Carnet de Philippe Curval, catégorie Général

Ratware

Philippe Curval, billet du 4 avril 2005

Intéressant problème d'avenir aux Indes. Un grave péril est annoncé. Il concerne le papier. Le gouvernement central et ceux des différents États viennent de s'apercevoir qu'un fléau terrible ravageait le pays : faute de trouver mieux à se mettre sous la dent, les rats dévorent les archives.

À Bombay, Calcutta, Madras, à Chandigarh, Luknow, Patna, jusque dans les plus petits villages, les rongeurs s'emparent de la mémoire historique d'un peuple. Dévorés, les bulletins de naissance, avalés, les actes de mariage, boulottés les testaments, bouffés les actes de décès. Si le phénomène s'amplifie, dans quelques dizaines d'années, chaque Indien aura atteint le parfait anonymat. Il naîtra, vivra, brûlera sur le bûcher sans laisser la moindre trace, car aucun papier ne témoignera de sa réalité légale.

Ce qui n'empêchera pas, en attendant la fin, de mourir de faim et de misère pour la majorité des citoyens.

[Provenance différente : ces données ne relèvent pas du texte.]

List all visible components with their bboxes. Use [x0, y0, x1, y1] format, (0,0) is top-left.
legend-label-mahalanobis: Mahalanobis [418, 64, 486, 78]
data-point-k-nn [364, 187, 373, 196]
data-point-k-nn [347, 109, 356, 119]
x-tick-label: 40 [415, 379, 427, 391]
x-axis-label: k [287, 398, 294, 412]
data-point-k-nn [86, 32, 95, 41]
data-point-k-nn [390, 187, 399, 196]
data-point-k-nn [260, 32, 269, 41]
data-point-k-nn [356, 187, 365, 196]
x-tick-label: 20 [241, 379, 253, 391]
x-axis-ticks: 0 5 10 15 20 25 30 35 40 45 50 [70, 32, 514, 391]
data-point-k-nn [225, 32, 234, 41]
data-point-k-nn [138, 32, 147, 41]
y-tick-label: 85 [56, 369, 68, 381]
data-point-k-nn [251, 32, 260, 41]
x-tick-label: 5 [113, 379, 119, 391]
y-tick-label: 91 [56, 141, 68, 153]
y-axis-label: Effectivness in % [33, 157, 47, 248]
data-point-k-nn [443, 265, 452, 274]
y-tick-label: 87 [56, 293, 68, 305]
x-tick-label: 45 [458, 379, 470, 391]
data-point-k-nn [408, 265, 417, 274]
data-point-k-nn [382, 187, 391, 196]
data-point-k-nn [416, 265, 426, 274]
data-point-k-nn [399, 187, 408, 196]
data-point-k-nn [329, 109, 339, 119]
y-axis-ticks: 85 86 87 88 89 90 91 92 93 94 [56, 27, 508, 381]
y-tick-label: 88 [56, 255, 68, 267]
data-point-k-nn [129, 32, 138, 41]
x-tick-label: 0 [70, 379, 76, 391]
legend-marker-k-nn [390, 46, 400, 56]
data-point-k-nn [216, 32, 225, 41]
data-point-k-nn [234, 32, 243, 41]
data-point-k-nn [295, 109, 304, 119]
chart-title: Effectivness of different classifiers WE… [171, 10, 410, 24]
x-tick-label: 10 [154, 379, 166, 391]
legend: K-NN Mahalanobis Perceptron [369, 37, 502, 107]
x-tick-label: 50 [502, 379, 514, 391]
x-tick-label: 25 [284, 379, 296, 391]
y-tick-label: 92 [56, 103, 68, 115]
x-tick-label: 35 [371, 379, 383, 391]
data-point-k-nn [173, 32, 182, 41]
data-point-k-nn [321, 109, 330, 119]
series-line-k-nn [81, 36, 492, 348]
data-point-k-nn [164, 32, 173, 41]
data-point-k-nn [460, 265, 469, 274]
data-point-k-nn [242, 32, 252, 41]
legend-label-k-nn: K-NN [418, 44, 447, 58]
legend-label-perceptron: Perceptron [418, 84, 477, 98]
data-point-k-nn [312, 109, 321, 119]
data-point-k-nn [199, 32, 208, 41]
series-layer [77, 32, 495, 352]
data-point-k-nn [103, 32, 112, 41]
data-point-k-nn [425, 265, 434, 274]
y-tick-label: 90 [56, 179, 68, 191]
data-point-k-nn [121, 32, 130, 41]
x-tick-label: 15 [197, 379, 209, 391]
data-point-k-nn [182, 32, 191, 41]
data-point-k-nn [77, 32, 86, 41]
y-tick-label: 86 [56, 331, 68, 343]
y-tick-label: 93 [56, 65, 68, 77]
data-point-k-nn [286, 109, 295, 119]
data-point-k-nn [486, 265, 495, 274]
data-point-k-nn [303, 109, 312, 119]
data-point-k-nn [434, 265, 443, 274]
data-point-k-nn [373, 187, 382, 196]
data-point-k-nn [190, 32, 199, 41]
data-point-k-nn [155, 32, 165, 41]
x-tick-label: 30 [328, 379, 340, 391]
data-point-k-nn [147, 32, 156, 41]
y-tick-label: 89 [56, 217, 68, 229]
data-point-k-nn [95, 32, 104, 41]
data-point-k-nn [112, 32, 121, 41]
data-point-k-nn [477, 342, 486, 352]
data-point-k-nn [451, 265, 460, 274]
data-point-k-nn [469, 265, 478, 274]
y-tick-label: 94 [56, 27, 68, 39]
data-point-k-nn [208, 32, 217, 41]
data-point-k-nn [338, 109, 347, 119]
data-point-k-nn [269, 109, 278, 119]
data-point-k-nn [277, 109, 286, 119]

Néanmoins, il est nécessaire de prendre des mesures d'urgence afin d'enrayer le fléau. Sans imagination aucune, l'administration installe des batteries de tapettes à rats dans les corridors et des coupelles de granulés hémorragiques dans les placards.

Je pense avoir trouvé une meilleure solution. Pourquoi ne pas sonder les cerveaux des rongeurs ? Dans un pays où l'informatique fait des progrès considérables, cela ne devrait pas être difficile de percer le secret de ces animaux, afin de savoir si, en ingérant les archives, ils n'en conserveraient pas les informations. Au cas où la réponse serait positive, la solution sera très simple : il suffira de capturer tous les rats, de les rendre immortels, de les câbler, de les mettre en ligne et de les adorer. Voilà qui permettra au peuple de manger les vaches sacrées dont le rôle sera enfin dévalué.